REUTERS | Mark Blinch

Could anti-ISDS tendencies generate a revival of commercial arbitration?

Ever since the European Commission and the European Parliament started to get involved with investment protection and investor-state dispute settlement (ISDS), investment treaty arbitration has increasingly come under pressure.

It has been characterised as allowing multinationals to bypass domestic courts by using behind closed-door arbitration and to easily collect millions of dollars from states. In short, ISDS and investment treaty arbitration, which has been the hallmark for effective investment promotion and protection over the past 50 years, has been branded as “dodgy”. It needs to be, if not completely eradicated, at least modified significantly.

The European Commission first started to propose modifications to the classic ISDS system in the draft text of the Free Trade Agreement between the EU and Canada (CETA). These modifications left the main elements of investment treaty arbitration intact, while proposing tighter rules on transparency and on the rules on conflict of interests of arbitrators.

However, it quickly appeared that this was insufficient for the European Parliament to accept the CETA deal. Consequently, the European Commission was forced to come up with a more radical proposal, namely, what it termed an “international court system (ICS)”. The ICS would replace arbitration by a two-tier, semi-permanent quasi-judicial court system. Instead of arbitrators, “judges”, who have been pre-selected by the states only, would decide the cases. Moreover, an Appeal Tribunal would be attached, which would review appeals on both points of facts and law. This radical departure from party-appointed arbitration based on flexible arbitration rules such as ICSID and UNCITRAL, has recently been accepted by Canada in a revised CETA text. A few months before, Vietnam also accepted the ICS proposal in the EU-Vietnam FTA text. The cardinal question now is whether or not the US will follow suit and accept the ICS proposal for the Transatlantic Trade and Investment Partnership (TTIP).

Besides these developments, it is important to note that more states apparently turn away from investment protection. For example, Italy recently terminated the Energy Charter Treaty (ECT), while Poland announced that it is considering the termination of all its 60 bilateral investment treaties (BITs).

Such tendencies increasingly reduce the availability of investment treaty arbitration for investors as a viable dispute resolution mechanism.

Hence, investors (that is, potential claimants) must look for other effective dispute resolution mechanisms. Indeed, commercial arbitration could benefit hugely from the anti-ISDS tendencies described above by offering arbitration for at least those investors/claimants who have invested in a country on the basis of a contract with the state.
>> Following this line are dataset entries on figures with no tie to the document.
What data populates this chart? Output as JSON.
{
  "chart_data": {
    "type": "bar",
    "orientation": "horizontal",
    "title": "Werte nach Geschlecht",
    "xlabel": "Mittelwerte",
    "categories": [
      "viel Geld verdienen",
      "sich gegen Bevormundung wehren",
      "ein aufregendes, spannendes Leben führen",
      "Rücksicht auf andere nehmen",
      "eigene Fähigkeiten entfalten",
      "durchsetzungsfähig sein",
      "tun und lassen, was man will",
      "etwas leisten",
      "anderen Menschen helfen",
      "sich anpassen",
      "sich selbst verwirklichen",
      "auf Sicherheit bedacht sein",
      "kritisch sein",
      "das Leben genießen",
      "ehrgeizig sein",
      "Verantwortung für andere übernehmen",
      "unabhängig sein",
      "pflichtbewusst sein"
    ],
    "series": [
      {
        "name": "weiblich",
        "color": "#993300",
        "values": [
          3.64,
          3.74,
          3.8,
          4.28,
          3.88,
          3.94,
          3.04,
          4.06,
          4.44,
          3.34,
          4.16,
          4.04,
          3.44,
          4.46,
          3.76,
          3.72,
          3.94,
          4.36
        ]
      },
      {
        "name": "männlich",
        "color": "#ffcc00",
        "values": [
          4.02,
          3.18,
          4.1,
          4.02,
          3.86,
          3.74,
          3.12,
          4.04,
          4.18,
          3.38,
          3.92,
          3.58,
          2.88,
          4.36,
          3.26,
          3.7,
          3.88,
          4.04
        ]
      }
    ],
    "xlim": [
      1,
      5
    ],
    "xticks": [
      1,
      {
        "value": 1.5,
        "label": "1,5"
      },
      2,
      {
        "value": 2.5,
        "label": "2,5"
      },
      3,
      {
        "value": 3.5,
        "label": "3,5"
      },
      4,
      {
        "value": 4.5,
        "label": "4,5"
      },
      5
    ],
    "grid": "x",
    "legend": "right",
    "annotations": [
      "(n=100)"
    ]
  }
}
Commercial arbitration provisions are usually included in those contracts. Such disputes could thus be resolved before arbitration institutions such as the ICC or the LCIA.

In light of the increasing pressure on ISDS, investors should increase their efforts to base their investments as much as possible on the contracts with the state in question, and include commercial arbitration provisions in those contracts.

While this solution is not always available for all investments, commercial arbitration is set for a revival due to the demise of investment treaty arbitration.